June 13, 2012 -By: -In: Language - Comments Off on English Only in the Air

English has been the language of the skies since international commercial aviation first spread its wings after World War II.

Since English-speaking countries dominated post-war flyways, the International Civil Aviation Organization (ICAO) agreed in 1944 to mandate English as the standard language for international flights. In the air, clear communication is even more important than clear skies.

But as international aviation has become more international in recent decades, the number of pilots speaking English as a second language has increased dramatically.

Unfortunately, more non-native speakers in the air means more really bad English. NYT columnist Joe Sharkey reports a 2006 recording between an Air China pilot and an air traffic controller at Kennedy Airport here in New York, “a favorite among air traffic controllers and pilots who all have their own stories of language misunderstanding.”

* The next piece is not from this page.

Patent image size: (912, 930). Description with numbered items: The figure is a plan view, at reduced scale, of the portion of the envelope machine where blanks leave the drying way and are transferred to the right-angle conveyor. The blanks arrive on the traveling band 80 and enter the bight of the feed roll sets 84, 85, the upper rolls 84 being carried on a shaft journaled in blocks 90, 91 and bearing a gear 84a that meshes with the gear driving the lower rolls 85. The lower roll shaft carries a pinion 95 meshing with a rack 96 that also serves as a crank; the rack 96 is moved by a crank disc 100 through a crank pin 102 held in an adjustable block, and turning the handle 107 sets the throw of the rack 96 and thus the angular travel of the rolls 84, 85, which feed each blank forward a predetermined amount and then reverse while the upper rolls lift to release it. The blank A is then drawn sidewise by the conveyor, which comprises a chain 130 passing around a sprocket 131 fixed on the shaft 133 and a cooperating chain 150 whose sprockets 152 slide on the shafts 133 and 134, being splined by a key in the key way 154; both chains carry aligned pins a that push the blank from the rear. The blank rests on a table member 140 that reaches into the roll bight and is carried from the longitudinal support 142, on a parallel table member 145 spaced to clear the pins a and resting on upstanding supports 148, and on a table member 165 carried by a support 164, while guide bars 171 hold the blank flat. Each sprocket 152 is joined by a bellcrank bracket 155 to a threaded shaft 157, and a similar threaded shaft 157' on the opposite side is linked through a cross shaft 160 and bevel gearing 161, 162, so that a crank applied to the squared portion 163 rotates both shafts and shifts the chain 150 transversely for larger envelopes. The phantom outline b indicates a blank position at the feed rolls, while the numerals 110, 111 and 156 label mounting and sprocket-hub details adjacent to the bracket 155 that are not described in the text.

“The controller becomes increasingly exasperated by the pilot’s hapless English, to the point where you can almost hear the steam coming out of his ears.”

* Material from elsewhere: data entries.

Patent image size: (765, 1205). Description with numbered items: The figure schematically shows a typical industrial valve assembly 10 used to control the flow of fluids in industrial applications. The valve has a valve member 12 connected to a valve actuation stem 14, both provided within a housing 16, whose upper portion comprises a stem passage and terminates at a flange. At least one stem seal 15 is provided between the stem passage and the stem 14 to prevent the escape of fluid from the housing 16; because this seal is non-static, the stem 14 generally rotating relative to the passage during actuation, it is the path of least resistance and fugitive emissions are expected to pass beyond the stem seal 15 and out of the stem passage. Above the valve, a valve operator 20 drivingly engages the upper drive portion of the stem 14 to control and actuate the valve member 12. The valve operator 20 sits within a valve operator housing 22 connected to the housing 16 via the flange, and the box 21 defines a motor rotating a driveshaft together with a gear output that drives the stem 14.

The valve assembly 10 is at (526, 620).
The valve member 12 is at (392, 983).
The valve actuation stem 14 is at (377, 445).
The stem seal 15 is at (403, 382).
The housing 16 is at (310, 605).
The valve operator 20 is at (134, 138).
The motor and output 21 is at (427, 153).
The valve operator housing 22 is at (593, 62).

No question that the pilot’s English was awful. But the air traffic controller’s response was less than helpful, and demonstrated a defect in a best practice domain.

In her 2008 dissertation on aviation communication, Sally Hinrich points out that, “Questions are not considered as part of the routine language in controller/pilot discourse. According to air traffic controller regulations, all communications are to be expressed in command-based or instructional language. When non-routine situations do occur, neither the pilot nor the controller has an available formula-based phraseology that will apply to the situation.”

I love the idea of a command language without questions, since my own command language is all questions, which can be tiresome, don’t you think?

Anyway, concern over all that bad English in the sky has been increasing as the aviation industry has gone global, particularly in non-Western regions were the patterns and cultural context of English differ so much from native languages.

In October, the ICAO issued new recommendations to improve English-language training, “in response to fatal accidents in which the lack of proficiency in English was identified as a contributing factor.”

I posted on aviation language fails in the past, in a post on the Smolensk air disaster that killed some 96 Polish government officials in 2010, and the cause of football riots in Warsaw last week.

The rigor in which the aviation industry approaches communication and cultural issues is instructive for us at 1-800-Translate, particularly for telephone interpretation, where audio-only real-time cross-cultural communication can also be a matter of life and death.